Professor Sofia Ribeiro, the National Geological Survey of Denmark and Greenland, has received a Carlsberg Foundation Semper Ardens: Accomplish grant for her project POLARIS – ‘Probing the future of Arctic Marine Productivity from the Seabed’.
“The aim of project POLARIS is to uncover how Arctic marine producers respond to a changing climate” says Professor Sofia Ribeiro.
If we want better predictions of future effects of climate change, we can rely on the largest natural archive on the planet: marine sediments. The Arctic is a clear first mover of how the effect of a warming climate unfolds. In present day, the Arctic marine environment is changing at a pace unprecedented in the history of human civilization. But is it not the first time in the history of life that Arctic marine ecosystems have had to adjust to a fast-changing climate, and there is a lot to learn by digging into marine sediment archives which contain traces of past ecosystems.

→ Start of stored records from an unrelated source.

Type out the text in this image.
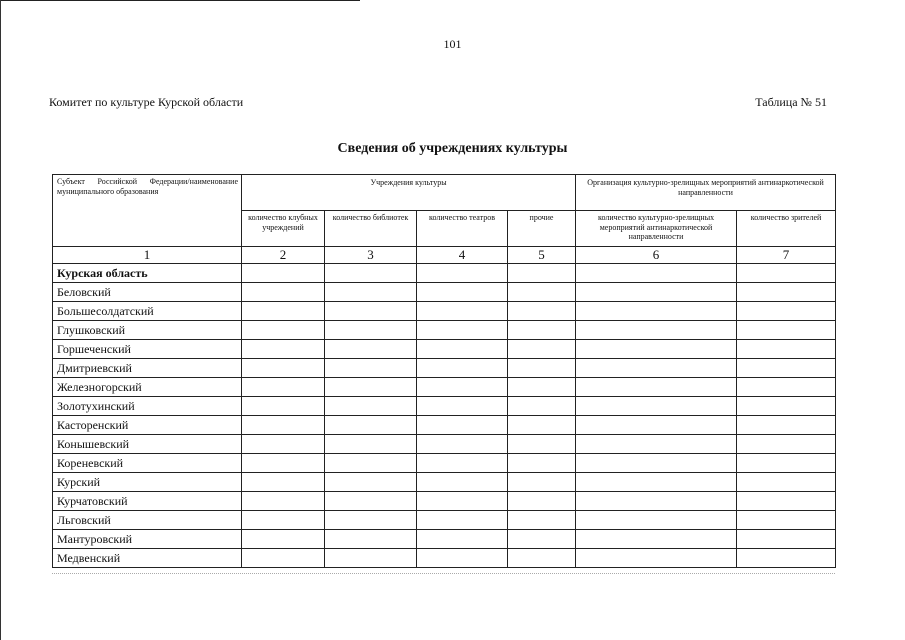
101
Комитет по культуре Курской области	Таблица № 51
Сведения об учреждениях культуры
Субъект Российской Федерации/наименование муниципального образования	Учреждения культуры				Организация культурно-зрелищных мероприятий антинаркотической направленности	
	количество клубных учреждений	количество библиотек	количество театров	прочие	количество культурно-зрелищных мероприятий антинаркотической направленности	количество зрителей
1	2	3	4	5	6	7
Курская область						
Беловский						
Большесолдатский						
Глушковский						
Горшеченский						
Дмитриевский						
Железногорский						
Золотухинский						
Касторенский						
Конышевский						
Кореневский						
Курский						
Курчатовский						
Льговский						
Мантуровский						
Медвенский						
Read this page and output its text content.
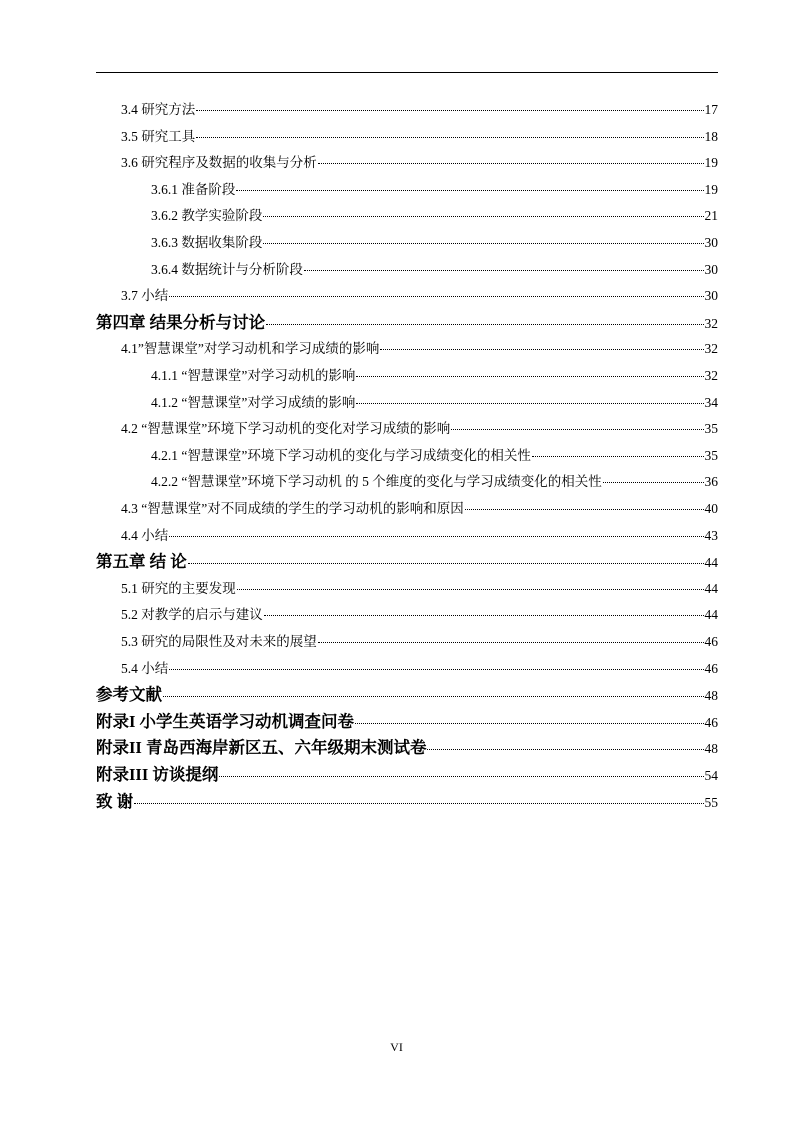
3.4 研究方法	17
3.5 研究工具	18
3.6 研究程序及数据的收集与分析	19
3.6.1 准备阶段	19
3.6.2 教学实验阶段	21
3.6.3 数据收集阶段	30
3.6.4 数据统计与分析阶段	30
3.7 小结	30
第四章 结果分析与讨论	32
4.1”智慧课堂”对学习动机和学习成绩的影响	32
4.1.1 “智慧课堂”对学习动机的影响	32
4.1.2 “智慧课堂”对学习成绩的影响	34
4.2 “智慧课堂”环境下学习动机的变化对学习成绩的影响	35
4.2.1 “智慧课堂”环境下学习动机的变化与学习成绩变化的相关性	35
4.2.2 “智慧课堂”环境下学习动机 的 5 个维度的变化与学习成绩变化的相关性	36
4.3 “智慧课堂”对不同成绩的学生的学习动机的影响和原因	40
4.4 小结	43
第五章 结 论	44
5.1 研究的主要发现	44
5.2 对教学的启示与建议	44
5.3 研究的局限性及对未来的展望	46
5.4 小结	46
参考文献	48
附录I 小学生英语学习动机调查问卷	46
附录II 青岛西海岸新区五、六年级期末测试卷	48
附录III 访谈提纲	54
致 谢	55
VI
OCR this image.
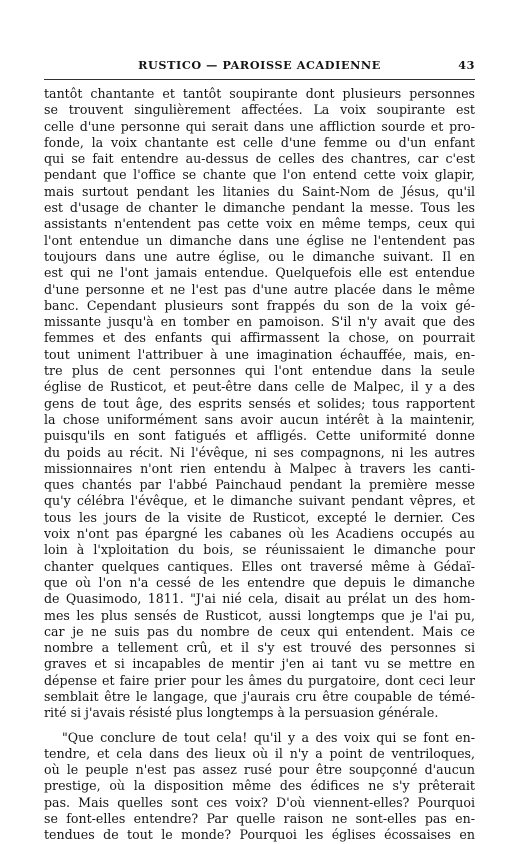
RUSTICO — PAROISSE ACADIENNE	43
tantôt chantante et tantôt soupirante dont plusieurs personnes
se trouvent singulièrement affectées. La voix soupirante est
celle d'une personne qui serait dans une affliction sourde et pro-
fonde, la voix chantante est celle d'une femme ou d'un enfant
qui se fait entendre au-dessus de celles des chantres, car c'est
pendant que l'office se chante que l'on entend cette voix glapir,
mais surtout pendant les litanies du Saint-Nom de Jésus, qu'il
est d'usage de chanter le dimanche pendant la messe. Tous les
assistants n'entendent pas cette voix en même temps, ceux qui
l'ont entendue un dimanche dans une église ne l'entendent pas
toujours dans une autre église, ou le dimanche suivant. Il en
est qui ne l'ont jamais entendue. Quelquefois elle est entendue
d'une personne et ne l'est pas d'une autre placée dans le même
banc. Cependant plusieurs sont frappés du son de la voix gé-
missante jusqu'à en tomber en pamoison. S'il n'y avait que des
femmes et des enfants qui affirmassent la chose, on pourrait
tout uniment l'attribuer à une imagination échauffée, mais, en-
tre plus de cent personnes qui l'ont entendue dans la seule
église de Rusticot, et peut-être dans celle de Malpec, il y a des
gens de tout âge, des esprits sensés et solides; tous rapportent
la chose uniformément sans avoir aucun intérêt à la maintenir,
puisqu'ils en sont fatigués et affligés. Cette uniformité donne
du poids au récit. Ni l'évêque, ni ses compagnons, ni les autres
missionnaires n'ont rien entendu à Malpec à travers les canti-
ques chantés par l'abbé Painchaud pendant la première messe
qu'y célébra l'évêque, et le dimanche suivant pendant vêpres, et
tous les jours de la visite de Rusticot, excepté le dernier. Ces
voix n'ont pas épargné les cabanes où les Acadiens occupés au
loin à l'xploitation du bois, se réunissaient le dimanche pour
chanter quelques cantiques. Elles ont traversé même à Gédaï-
que où l'on n'a cessé de les entendre que depuis le dimanche
de Quasimodo, 1811. "J'ai nié cela, disait au prélat un des hom-
mes les plus sensés de Rusticot, aussi longtemps que je l'ai pu,
car je ne suis pas du nombre de ceux qui entendent. Mais ce
nombre a tellement crû, et il s'y est trouvé des personnes si
graves et si incapables de mentir j'en ai tant vu se mettre en
dépense et faire prier pour les âmes du purgatoire, dont ceci leur
semblait être le langage, que j'aurais cru être coupable de témé-
rité si j'avais résisté plus longtemps à la persuasion générale.
"Que conclure de tout cela! qu'il y a des voix qui se font en-
tendre, et cela dans des lieux où il n'y a point de ventriloques,
où le peuple n'est pas assez rusé pour être soupçonné d'aucun
prestige, où la disposition même des édifices ne s'y prêterait
pas. Mais quelles sont ces voix? D'où viennent-elles? Pourquoi
se font-elles entendre? Par quelle raison ne sont-elles pas en-
tendues de tout le monde? Pourquoi les églises écossaises en
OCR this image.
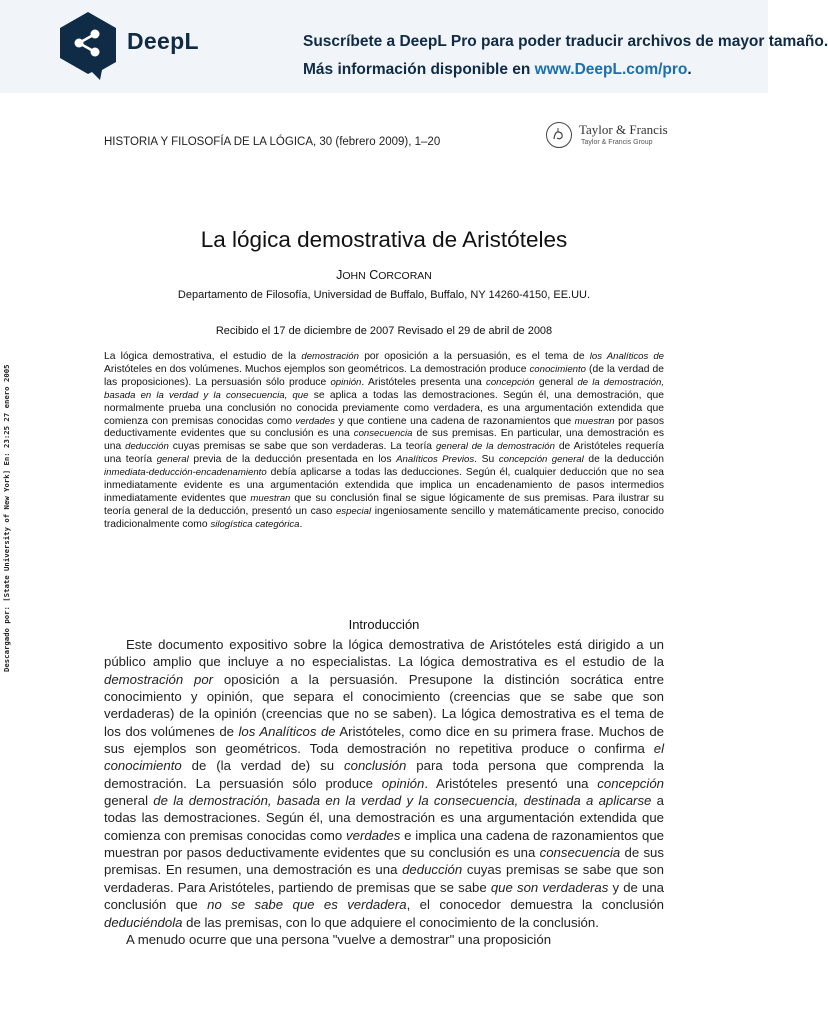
DeepL	Suscríbete a DeepL Pro para poder traducir archivos de mayor tamaño.
Más información disponible en www.DeepL.com/pro.
HISTORIA Y FILOSOFÍA DE LA LÓGICA, 30 (febrero 2009), 1–20
Taylor & Francis
Taylor & Francis Group
Descargado por: [State University of New York] En: 23:25 27 enero 2005
La lógica demostrativa de Aristóteles
JOHN CORCORAN
Departamento de Filosofía, Universidad de Buffalo, Buffalo, NY 14260-4150, EE.UU.
Recibido el 17 de diciembre de 2007 Revisado el 29 de abril de 2008
La lógica demostrativa, el estudio de la demostración por oposición a la persuasión, es el tema de los Analíticos de Aristóteles en dos volúmenes. Muchos ejemplos son geométricos. La demostración produce conocimiento (de la verdad de las proposiciones). La persuasión sólo produce opinión. Aristóteles presenta una concepción general de la demostración, basada en la verdad y la consecuencia, que se aplica a todas las demostraciones. Según él, una demostración, que normalmente prueba una conclusión no conocida previamente como verdadera, es una argumentación extendida que comienza con premisas conocidas como verdades y que contiene una cadena de razonamientos que muestran por pasos deductivamente evidentes que su conclusión es una consecuencia de sus premisas. En particular, una demostración es una deducción cuyas premisas se sabe que son verdaderas. La teoría general de la demostración de Aristóteles requería una teoría general previa de la deducción presentada en los Analíticos Previos. Su concepción general de la deducción inmediata-deducción-encadenamiento debía aplicarse a todas las deducciones. Según él, cualquier deducción que no sea inmediatamente evidente es una argumentación extendida que implica un encadenamiento de pasos intermedios inmediatamente evidentes que muestran que su conclusión final se sigue lógicamente de sus premisas. Para ilustrar su teoría general de la deducción, presentó un caso especial ingeniosamente sencillo y matemáticamente preciso, conocido tradicionalmente como silogística categórica.
Introducción

Este documento expositivo sobre la lógica demostrativa de Aristóteles está dirigido a un público amplio que incluye a no especialistas. La lógica demostrativa es el estudio de la demostración por oposición a la persuasión. Presupone la distinción socrática entre conocimiento y opinión, que separa el conocimiento (creencias que se sabe que son verdaderas) de la opinión (creencias que no se saben). La lógica demostrativa es el tema de los dos volúmenes de los Analíticos de Aristóteles, como dice en su primera frase. Muchos de sus ejemplos son geométricos. Toda demostración no repetitiva produce o confirma el conocimiento de (la verdad de) su conclusión para toda persona que comprenda la demostración. La persuasión sólo produce opinión. Aristóteles presentó una concepción general de la demostración, basada en la verdad y la consecuencia, destinada a aplicarse a todas las demostraciones. Según él, una demostración es una argumentación extendida que comienza con premisas conocidas como verdades e implica una cadena de razonamientos que muestran por pasos deductivamente evidentes que su conclusión es una consecuencia de sus premisas. En resumen, una demostración es una deducción cuyas premisas se sabe que son verdaderas. Para Aristóteles, partiendo de premisas que se sabe que son verdaderas y de una conclusión que no se sabe que es verdadera, el conocedor demuestra la conclusión deduciéndola de las premisas, con lo que adquiere el conocimiento de la conclusión.

A menudo ocurre que una persona "vuelve a demostrar" una proposición
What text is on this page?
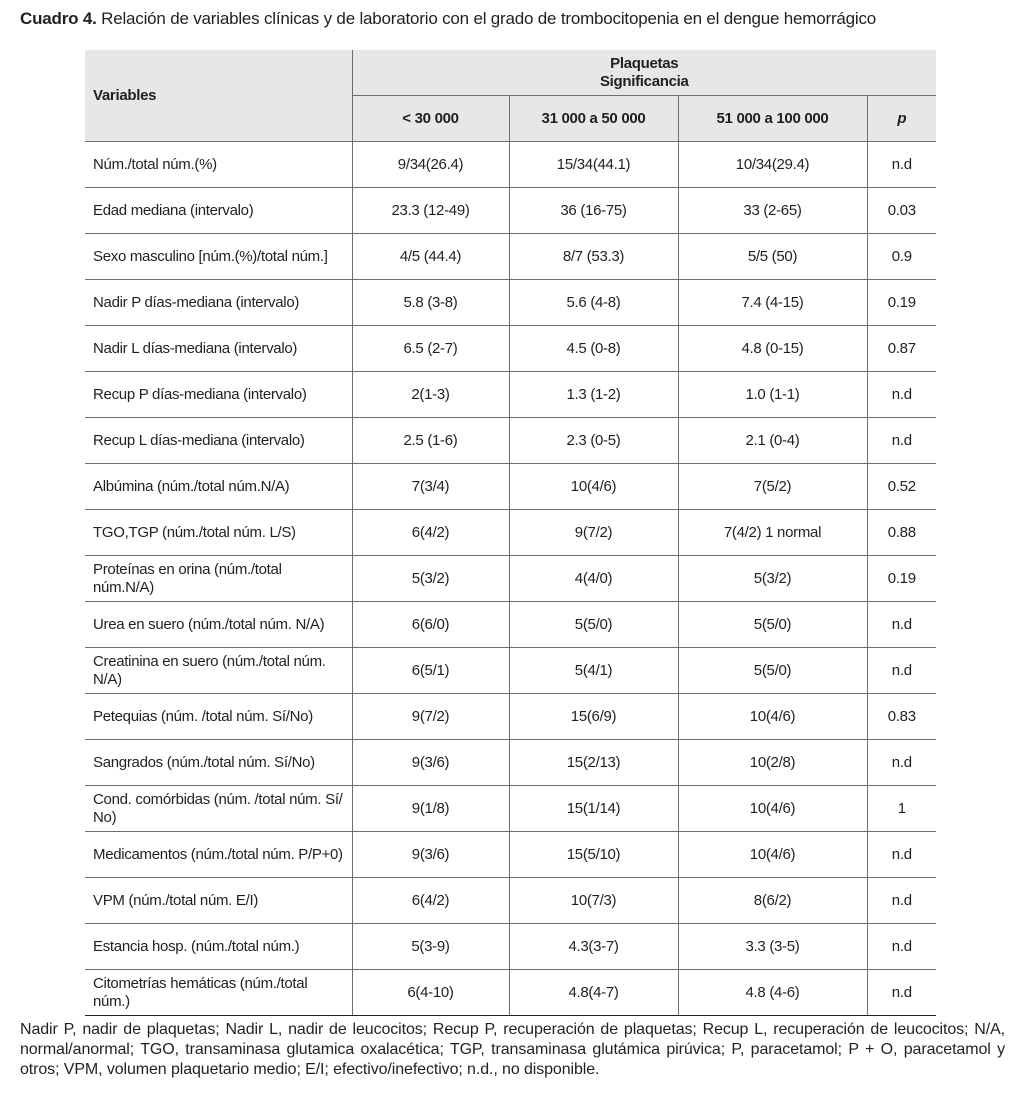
Cuadro 4. Relación de variables clínicas y de laboratorio con el grado de trombocitopenia en el dengue hemorrágico
Variables	Plaquetas
Significancia			

	< 30 000	31 000 a 50 000	51 000 a 100 000	p
Núm./total núm.(%)	9/34(26.4)	15/34(44.1)	10/34(29.4)	n.d
Edad mediana (intervalo)	23.3 (12-49)	36 (16-75)	33 (2-65)	0.03
Sexo masculino [núm.(%)/total núm.]	4/5 (44.4)	8/7 (53.3)	5/5 (50)	0.9
Nadir P días-mediana (intervalo)	5.8 (3-8)	5.6 (4-8)	7.4 (4-15)	0.19
Nadir L días-mediana (intervalo)	6.5 (2-7)	4.5 (0-8)	4.8 (0-15)	0.87
Recup P días-mediana (intervalo)	2(1-3)	1.3 (1-2)	1.0 (1-1)	n.d
Recup L días-mediana (intervalo)	2.5 (1-6)	2.3 (0-5)	2.1 (0-4)	n.d
Albúmina (núm./total núm.N/A)	7(3/4)	10(4/6)	7(5/2)	0.52
TGO,TGP (núm./total núm. L/S)	6(4/2)	9(7/2)	7(4/2) 1 normal	0.88
Proteínas en orina (núm./total núm.N/A)	5(3/2)	4(4/0)	5(3/2)	0.19
Urea en suero (núm./total núm. N/A)	6(6/0)	5(5/0)	5(5/0)	n.d
Creatinina en suero (núm./total núm. N/A)	6(5/1)	5(4/1)	5(5/0)	n.d
Petequias (núm. /total núm. Sí/No)	9(7/2)	15(6/9)	10(4/6)	0.83
Sangrados (núm./total núm. Sí/No)	9(3/6)	15(2/13)	10(2/8)	n.d
Cond. comórbidas (núm. /total núm. Sí/ No)	9(1/8)	15(1/14)	10(4/6)	1
Medicamentos (núm./total núm. P/P+0)	9(3/6)	15(5/10)	10(4/6)	n.d
VPM (núm./total núm. E/I)	6(4/2)	10(7/3)	8(6/2)	n.d
Estancia hosp. (núm./total núm.)	5(3-9)	4.3(3-7)	3.3 (3-5)	n.d
Citometrías hemáticas (núm./total núm.)	6(4-10)	4.8(4-7)	4.8 (4-6)	n.d
Nadir P, nadir de plaquetas; Nadir L, nadir de leucocitos; Recup P, recuperación de plaquetas; Recup L, recuperación de leucocitos; N/A, normal/anormal; TGO, transaminasa glutamica oxalacética; TGP, transaminasa glutámica pirúvica; P, paracetamol; P + O, paracetamol y otros; VPM, volumen plaquetario medio; E/I; efectivo/inefectivo; n.d., no disponible.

Knowledge that can inform our current efforts to predict the future effects of climate change.
The project will use novel methods, including sedimentary ancient DNA, to create an archive of past climate responses in Arctic marine primary producers and predict future trajectories with Earth System and ecological modelling. This enables researchers to get a glimpse of the evolutionary processes the microscopic life of the Arctic oceans has been through and link them to climate changes.